Resident watches helplessly as car is stolen from driveway

Dude, where’s my car? Leonid Rozenfeld’s 2008 Infiniti was stolen from his driveway on Corbin Place at 4:45 am, part of a recent spree of car thefts and break-ins in Manhattan Beach.
Steve Solomonson

Thieves stole two luxury cars and broke into three others in Manhattan Beach last week — and one unlucky resident watched helplessly as bandits smashed into one of his cars as they made their getaway in the other.

The spat of thefts that continues a trend suggesting the tony seaside neighborhood is fast-becoming a magnet for crime and break-ins started at 4:45 am on Oct. 8, when bandits swiped a 2008 Infiniti from the driveway of Leonid Rozenfeld’s Corbin Place home, between Hampton Avenue and Cass Place.
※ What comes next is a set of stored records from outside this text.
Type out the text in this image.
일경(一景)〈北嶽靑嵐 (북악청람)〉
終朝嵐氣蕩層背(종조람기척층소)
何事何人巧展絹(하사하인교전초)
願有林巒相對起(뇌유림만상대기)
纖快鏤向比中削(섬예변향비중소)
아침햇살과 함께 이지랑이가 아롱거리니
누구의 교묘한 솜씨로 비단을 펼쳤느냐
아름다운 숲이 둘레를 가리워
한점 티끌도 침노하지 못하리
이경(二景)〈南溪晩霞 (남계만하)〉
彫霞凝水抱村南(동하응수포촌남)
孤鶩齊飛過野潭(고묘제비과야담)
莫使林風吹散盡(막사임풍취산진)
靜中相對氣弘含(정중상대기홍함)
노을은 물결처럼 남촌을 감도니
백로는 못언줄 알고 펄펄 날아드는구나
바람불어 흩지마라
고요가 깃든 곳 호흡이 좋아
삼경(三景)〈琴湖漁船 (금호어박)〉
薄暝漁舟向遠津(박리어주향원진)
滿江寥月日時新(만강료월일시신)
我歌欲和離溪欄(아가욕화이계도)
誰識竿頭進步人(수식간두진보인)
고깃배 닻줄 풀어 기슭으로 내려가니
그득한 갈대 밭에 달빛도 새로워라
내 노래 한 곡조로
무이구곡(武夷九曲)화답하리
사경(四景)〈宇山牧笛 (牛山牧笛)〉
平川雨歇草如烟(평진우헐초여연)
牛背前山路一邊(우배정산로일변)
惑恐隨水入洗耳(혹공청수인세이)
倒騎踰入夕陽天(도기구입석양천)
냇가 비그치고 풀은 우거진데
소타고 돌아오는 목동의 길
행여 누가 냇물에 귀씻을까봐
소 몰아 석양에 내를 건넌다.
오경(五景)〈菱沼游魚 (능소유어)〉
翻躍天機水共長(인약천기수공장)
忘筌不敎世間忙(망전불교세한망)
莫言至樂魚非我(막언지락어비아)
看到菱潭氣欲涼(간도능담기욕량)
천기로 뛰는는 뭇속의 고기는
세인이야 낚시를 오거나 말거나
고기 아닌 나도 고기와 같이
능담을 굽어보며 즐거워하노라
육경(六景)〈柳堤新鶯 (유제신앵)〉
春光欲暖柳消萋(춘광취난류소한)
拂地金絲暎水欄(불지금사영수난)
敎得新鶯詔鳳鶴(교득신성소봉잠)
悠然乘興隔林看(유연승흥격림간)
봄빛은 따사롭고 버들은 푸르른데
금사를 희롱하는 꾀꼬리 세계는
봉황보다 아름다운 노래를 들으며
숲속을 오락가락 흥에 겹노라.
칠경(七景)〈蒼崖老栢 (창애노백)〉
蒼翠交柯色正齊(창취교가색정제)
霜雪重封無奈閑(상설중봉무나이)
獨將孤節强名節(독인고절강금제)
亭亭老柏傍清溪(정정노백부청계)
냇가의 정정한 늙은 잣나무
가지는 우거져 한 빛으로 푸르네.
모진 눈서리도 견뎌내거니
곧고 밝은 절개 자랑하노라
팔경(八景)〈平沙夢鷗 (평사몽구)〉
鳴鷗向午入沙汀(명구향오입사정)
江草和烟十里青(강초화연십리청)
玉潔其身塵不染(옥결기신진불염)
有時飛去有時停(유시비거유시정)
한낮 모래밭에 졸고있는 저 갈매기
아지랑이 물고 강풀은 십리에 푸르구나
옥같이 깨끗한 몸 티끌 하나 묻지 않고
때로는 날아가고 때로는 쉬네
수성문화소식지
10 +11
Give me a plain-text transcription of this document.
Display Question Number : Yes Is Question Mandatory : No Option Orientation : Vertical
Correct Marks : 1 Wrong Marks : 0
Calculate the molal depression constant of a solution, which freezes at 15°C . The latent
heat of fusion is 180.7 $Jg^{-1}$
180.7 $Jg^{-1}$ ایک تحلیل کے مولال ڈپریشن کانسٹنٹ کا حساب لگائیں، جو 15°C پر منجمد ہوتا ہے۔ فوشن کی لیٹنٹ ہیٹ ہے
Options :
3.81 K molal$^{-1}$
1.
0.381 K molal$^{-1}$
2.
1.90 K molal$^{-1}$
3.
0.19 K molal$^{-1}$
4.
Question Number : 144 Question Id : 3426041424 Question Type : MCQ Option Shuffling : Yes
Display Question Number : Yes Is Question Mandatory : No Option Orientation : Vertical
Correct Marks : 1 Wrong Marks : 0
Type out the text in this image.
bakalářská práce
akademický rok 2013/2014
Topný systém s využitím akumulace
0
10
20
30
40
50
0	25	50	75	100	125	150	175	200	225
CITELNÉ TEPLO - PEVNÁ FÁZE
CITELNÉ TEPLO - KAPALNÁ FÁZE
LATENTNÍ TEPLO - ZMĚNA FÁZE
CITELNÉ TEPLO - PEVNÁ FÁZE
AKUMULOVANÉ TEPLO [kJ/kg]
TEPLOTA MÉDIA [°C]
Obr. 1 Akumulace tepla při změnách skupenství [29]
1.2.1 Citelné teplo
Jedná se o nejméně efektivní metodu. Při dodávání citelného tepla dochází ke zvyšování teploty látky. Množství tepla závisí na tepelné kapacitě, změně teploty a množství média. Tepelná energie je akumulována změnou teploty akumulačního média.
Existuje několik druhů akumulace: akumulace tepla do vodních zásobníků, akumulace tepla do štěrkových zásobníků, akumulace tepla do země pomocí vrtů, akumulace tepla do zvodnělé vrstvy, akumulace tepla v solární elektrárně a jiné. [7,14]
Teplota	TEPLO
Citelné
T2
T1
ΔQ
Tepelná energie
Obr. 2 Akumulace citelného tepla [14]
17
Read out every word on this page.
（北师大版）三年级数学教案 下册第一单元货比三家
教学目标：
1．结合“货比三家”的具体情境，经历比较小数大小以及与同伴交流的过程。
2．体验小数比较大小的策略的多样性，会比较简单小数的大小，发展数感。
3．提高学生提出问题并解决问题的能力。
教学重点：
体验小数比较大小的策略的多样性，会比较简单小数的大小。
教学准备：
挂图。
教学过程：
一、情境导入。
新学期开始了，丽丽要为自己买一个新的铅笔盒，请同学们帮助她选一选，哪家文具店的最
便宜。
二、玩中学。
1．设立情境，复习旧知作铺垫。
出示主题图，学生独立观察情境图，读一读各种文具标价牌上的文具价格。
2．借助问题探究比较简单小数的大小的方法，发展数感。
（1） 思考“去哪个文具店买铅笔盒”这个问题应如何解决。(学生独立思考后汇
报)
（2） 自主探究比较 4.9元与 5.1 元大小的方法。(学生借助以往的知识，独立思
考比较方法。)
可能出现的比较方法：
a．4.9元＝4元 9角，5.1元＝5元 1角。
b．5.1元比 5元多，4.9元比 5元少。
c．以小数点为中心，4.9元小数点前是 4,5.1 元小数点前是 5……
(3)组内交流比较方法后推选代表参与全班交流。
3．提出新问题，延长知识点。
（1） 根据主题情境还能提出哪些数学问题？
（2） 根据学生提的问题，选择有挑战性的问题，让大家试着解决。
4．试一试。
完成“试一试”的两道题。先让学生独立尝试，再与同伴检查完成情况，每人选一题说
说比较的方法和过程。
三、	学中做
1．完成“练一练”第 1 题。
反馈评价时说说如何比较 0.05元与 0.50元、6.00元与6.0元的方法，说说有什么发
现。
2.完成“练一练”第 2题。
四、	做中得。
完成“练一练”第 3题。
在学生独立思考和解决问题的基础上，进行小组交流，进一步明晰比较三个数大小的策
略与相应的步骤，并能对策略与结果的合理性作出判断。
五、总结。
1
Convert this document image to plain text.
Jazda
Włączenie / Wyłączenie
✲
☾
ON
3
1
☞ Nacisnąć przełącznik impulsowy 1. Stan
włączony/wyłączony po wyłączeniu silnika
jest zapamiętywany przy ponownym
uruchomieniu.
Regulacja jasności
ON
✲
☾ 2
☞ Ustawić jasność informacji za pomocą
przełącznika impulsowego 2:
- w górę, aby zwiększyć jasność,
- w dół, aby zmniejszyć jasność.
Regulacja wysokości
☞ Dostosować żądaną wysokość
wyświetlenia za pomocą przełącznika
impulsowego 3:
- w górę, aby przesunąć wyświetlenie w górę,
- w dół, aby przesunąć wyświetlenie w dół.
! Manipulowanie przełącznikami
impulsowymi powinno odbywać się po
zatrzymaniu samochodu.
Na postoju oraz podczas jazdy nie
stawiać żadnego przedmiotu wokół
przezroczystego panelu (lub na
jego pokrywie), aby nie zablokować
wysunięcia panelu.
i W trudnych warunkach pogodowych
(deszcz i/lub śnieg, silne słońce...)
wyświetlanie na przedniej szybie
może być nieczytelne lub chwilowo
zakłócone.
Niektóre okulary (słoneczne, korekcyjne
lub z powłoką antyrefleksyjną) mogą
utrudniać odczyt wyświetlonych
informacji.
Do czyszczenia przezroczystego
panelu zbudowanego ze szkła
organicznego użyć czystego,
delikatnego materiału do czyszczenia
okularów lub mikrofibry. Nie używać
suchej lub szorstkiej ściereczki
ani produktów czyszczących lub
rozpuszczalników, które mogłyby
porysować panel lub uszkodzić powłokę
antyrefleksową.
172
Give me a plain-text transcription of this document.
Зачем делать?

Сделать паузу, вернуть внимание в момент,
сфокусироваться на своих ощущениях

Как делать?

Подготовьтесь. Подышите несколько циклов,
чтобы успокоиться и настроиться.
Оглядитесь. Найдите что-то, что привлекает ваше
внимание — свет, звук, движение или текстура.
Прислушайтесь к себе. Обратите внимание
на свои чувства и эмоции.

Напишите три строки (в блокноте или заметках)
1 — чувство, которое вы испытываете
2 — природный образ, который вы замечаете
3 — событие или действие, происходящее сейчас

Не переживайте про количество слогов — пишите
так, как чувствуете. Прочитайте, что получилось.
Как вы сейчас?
The thieves banged into Rozenfeld’s second car as they pulled out of the driveway, adding insult to injury.

“I heard a boom, and when I looked out my window [the Infiniti] wasn’t there,” Rozenfeld said.

Police said over the next six days thieves stole an Acura and broke into a Mercedes, a Lexus and one other vehicle.

Bandits also burglarized an Amherst Street home, stealing a laptop and bicycle.

Police declined requests for the most recent statistics on car thefts and break-ins.

As of August, there were 17 car break-ins in 2011, three fewer than last year. Car thefts stood at four, compared to eight in 2010. Those numbers have spiked in the past two months — though by how much remains unclear.

Before the spike occurred Deputy Inspector George Mastrokostas, the commanding officer of the 61st Precinct, sought to reassure residents, saying police are on constant patrol in the neighborhood — even though most of the crime in the area happens outside of Manhattan Beach.

“Manhattan Beach is a relatively safe place,” Mastrokostas said in August.

But residents said the recent mini-crime wave has put them on edge.

The Beachside Neighborhood Patrol has stepped up its nighttime surveillance, according to Ted Klynerman, the group’s president.

Nevertheless, others said they feared the situation could spiral out of control.

“I’m worried that things are going to get worse,” said Alan Ditchek, the president of the Manhattan Beach Neighborhood Association. “It’s only a matter of time before this escalates.”